I responded, “Well, I just mean that I’m questioning a lot of things, wondering a lot of things, and doubting a lot of things.”
He said, “Tell me this—do you still believe that Jesus Christ is your Lord and Savior?”
I said that I did.
And then my father gave me the greatest single piece of advice that I have ever received in all my almost fifty years of living: “Son, just hold on to that. Everything else will take care of itself.”
Back in 1949, my late mentor Dr. Howard Giddens was preparing to leave the pastorate of the First Baptist Church in Bainbridge, GA to assume the same position at the First Baptist Church in Athens, GA, home of the University of Georgia. He was anxious about making the transition.
“That church is full of professors and administrators from the University,” he told Mrs. Giddens. “What do I have that I can say to them?”
And then Mrs. Giddens gave Dr. Giddens some of the best advice he ever got: “Well, Duke (that was his nickname), don’t those Ph.D.s need to know Jesus, too? Then just tell them about Jesus.”
Back to the basics—that’s what both stories are about. We in the pulpit—we in the Church—need always to remember and never to forget that it’s all about Jesus. Doctrine matters, theology matters, hermeneutics matter—but nothing matters like having a personal relationship with Jesus and following Jesus matter.

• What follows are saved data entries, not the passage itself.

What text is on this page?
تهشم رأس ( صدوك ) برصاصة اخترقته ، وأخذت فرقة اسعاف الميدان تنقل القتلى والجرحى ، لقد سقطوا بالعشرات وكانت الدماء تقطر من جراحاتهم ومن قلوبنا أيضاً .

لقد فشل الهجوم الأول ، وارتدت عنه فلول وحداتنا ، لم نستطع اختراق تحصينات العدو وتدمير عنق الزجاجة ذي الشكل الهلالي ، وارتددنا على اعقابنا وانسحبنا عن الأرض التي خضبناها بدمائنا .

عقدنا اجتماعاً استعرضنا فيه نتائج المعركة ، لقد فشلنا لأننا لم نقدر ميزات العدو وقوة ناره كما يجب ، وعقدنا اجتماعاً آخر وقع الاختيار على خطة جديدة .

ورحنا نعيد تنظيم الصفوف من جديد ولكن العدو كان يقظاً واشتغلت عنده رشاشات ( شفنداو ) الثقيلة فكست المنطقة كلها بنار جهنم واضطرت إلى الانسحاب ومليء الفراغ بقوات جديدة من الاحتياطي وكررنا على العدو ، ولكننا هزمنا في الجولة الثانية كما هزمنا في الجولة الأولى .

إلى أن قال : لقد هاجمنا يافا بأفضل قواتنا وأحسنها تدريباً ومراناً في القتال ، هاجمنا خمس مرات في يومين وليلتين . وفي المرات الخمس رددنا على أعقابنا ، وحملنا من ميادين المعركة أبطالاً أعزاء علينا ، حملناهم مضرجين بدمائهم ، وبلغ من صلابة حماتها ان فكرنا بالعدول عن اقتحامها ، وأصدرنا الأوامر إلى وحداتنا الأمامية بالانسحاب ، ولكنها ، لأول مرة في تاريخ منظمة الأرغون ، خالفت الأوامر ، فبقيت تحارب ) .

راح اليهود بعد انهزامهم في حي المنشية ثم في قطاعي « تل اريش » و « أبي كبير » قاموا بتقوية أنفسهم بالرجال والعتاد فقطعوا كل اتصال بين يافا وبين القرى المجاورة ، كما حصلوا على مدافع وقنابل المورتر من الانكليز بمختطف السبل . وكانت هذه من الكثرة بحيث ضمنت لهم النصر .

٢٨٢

That’s why I have lately added something to our liturgy. I still read the Scripture, I still preach the sermon, and I still pray the prayer. But now, after the prayer and before the hymn of response, I say something like this: “Jesus Christ is the Son of God; he is the Messiah; he is the Savior. He came to this world and lived a life of perfect obedience. He died on the cross for the forgiveness of our sins, he rose from the dead on the third day to give us the assurance of eternal life, and he ascended to the right hand of the Father from where he will come again to judge the living and the dead. He is the way to God. It is he who calls you to salvation today.”
It’s part of my effort to remember the advice of my father and the advice of Mrs. Giddens. Whatever else I do and say, I need to hold on to Jesus and I need to tell them about Jesus.
Getting back to the basics is a continuous and necessary process.